SQL Server is on prem DIY, other is SaaS, fully managed by Azure. With this comes all the pros/cons of SaaS like No CAPEX, no management, elastic, very large scale, ...
Synapse' USP is it's MPP, which SQL Server does not have. Though I see things like Polybase and EXTERNAL TABLES being supported by SQL Server.

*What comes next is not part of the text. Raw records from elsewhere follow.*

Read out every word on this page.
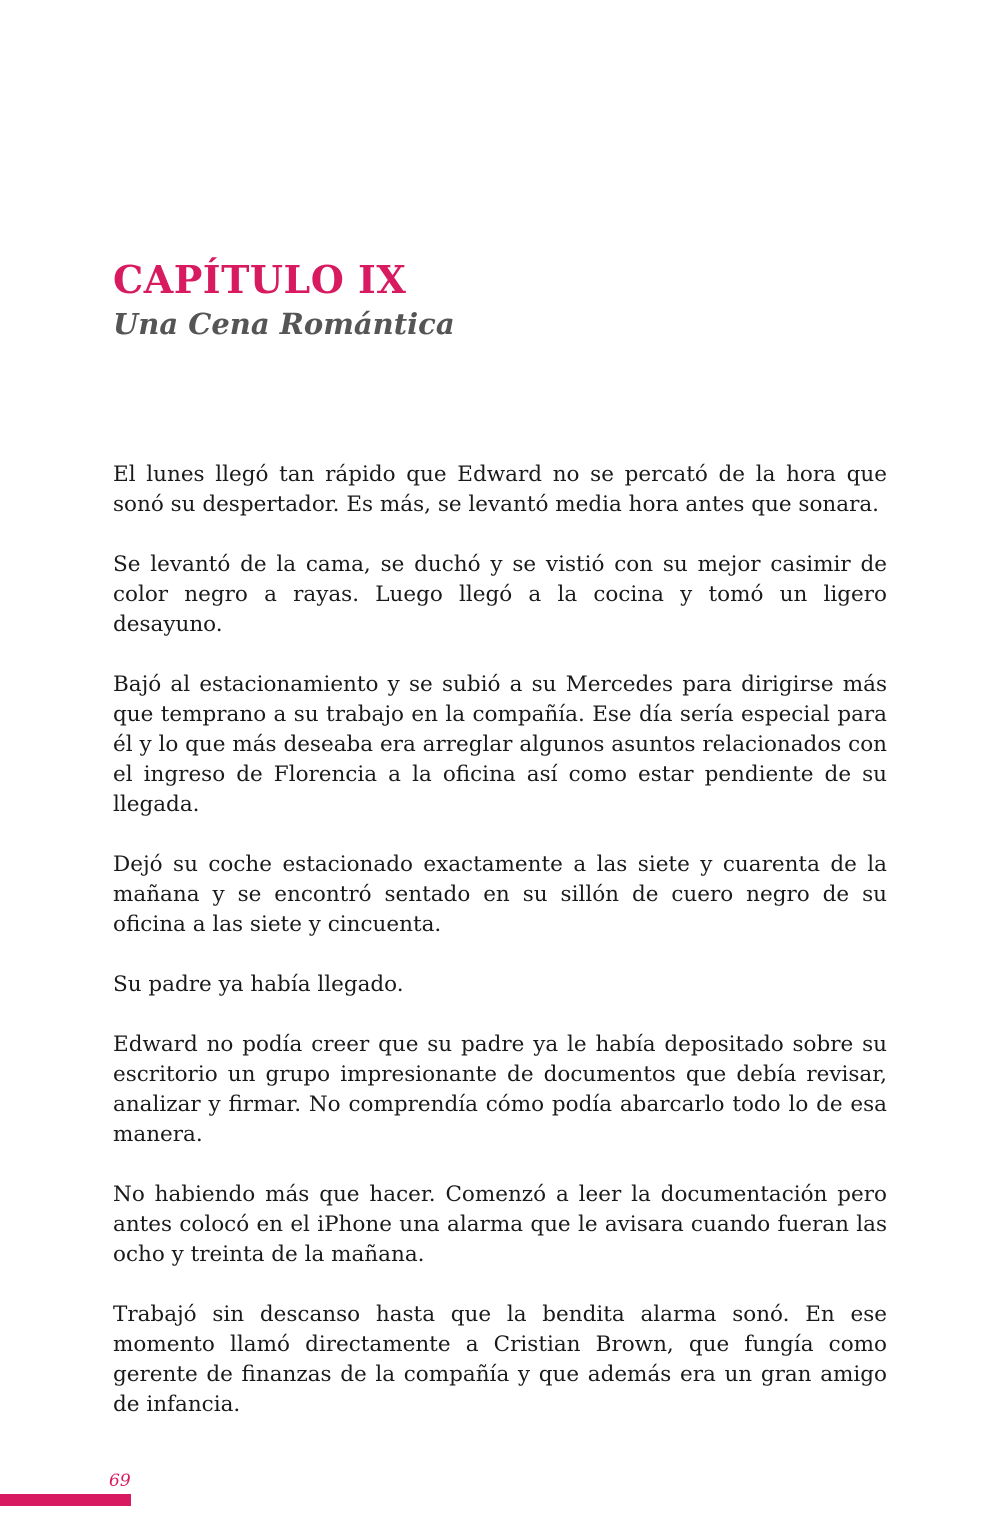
CAPÍTULO IX
Una Cena Romántica

El lunes llegó tan rápido que Edward no se percató de la hora que sonó su despertador. Es más, se levantó media hora antes que sonara.

Se levantó de la cama, se duchó y se vistió con su mejor casimir de color negro a rayas. Luego llegó a la cocina y tomó un ligero desayuno.

Bajó al estacionamiento y se subió a su Mercedes para dirigirse más que temprano a su trabajo en la compañía. Ese día sería especial para él y lo que más deseaba era arreglar algunos asuntos relacionados con el ingreso de Florencia a la oficina así como estar pendiente de su llegada.

Dejó su coche estacionado exactamente a las siete y cuarenta de la mañana y se encontró sentado en su sillón de cuero negro de su oficina a las siete y cincuenta.

Su padre ya había llegado.

Edward no podía creer que su padre ya le había depositado sobre su escritorio un grupo impresionante de documentos que debía revisar, analizar y firmar. No comprendía cómo podía abarcarlo todo lo de esa manera.

No habiendo más que hacer. Comenzó a leer la documentación pero antes colocó en el iPhone una alarma que le avisara cuando fueran las ocho y treinta de la mañana.

Trabajó sin descanso hasta que la bendita alarma sonó. En ese momento llamó directamente a Cristian Brown, que fungía como gerente de finanzas de la compañía y que además era un gran amigo de infancia.

69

Due to MPP architecture, Synapse's transactional performance is worst by far (that I've seen). E.g. Executing INSERT INTO xxx VALUES(...) to add one row via JDBC would take about 1-2 seconds as against 10-12 seconds for importing CSV files with 10s of thousands of rows using COPY command. And INSERT INTO does not scale with JDBC batching. It'll take 100 seconds to insert 100 rows in one batch.
It is not your fault that you are confused. IMO Azure Product Management for Databases (SQL Server, DW, ADP, Synapse, Analytics and the 10 other flavors of all these) have no clue what they want to offer 2 years from today. Every product boasts of Big Data, Massive this and that, ML and Analytics, Elastic this and that. Go figure.
PS: Check out Snowflake if you haven't.
I'm not affiliated with Microsoft or Snowflake.
I believe the user user3129206 is asking
SQL Server 2019 BDC vs Azure Synapse Analytics
not
SQL Server vs Azure Synapse Analytics
so the first answer is relevant.
The only thing I'd argue is that the BDC is also an MPP like Synapse because of Pods in Kubernetes if implemented right, with many servers + HDS.
I plan to test BDC on-premises and see how demanding the install and maintenance are.
The neat thing about the BDC seems to be easy, partially or fully, to port it from on-premises to Azure or any cloud.
It seems that BDC is both OLTP and OLAP, trying to provide the best of both worlds.
As I am on the same comparison quest, I'll try to get back and share what I learn.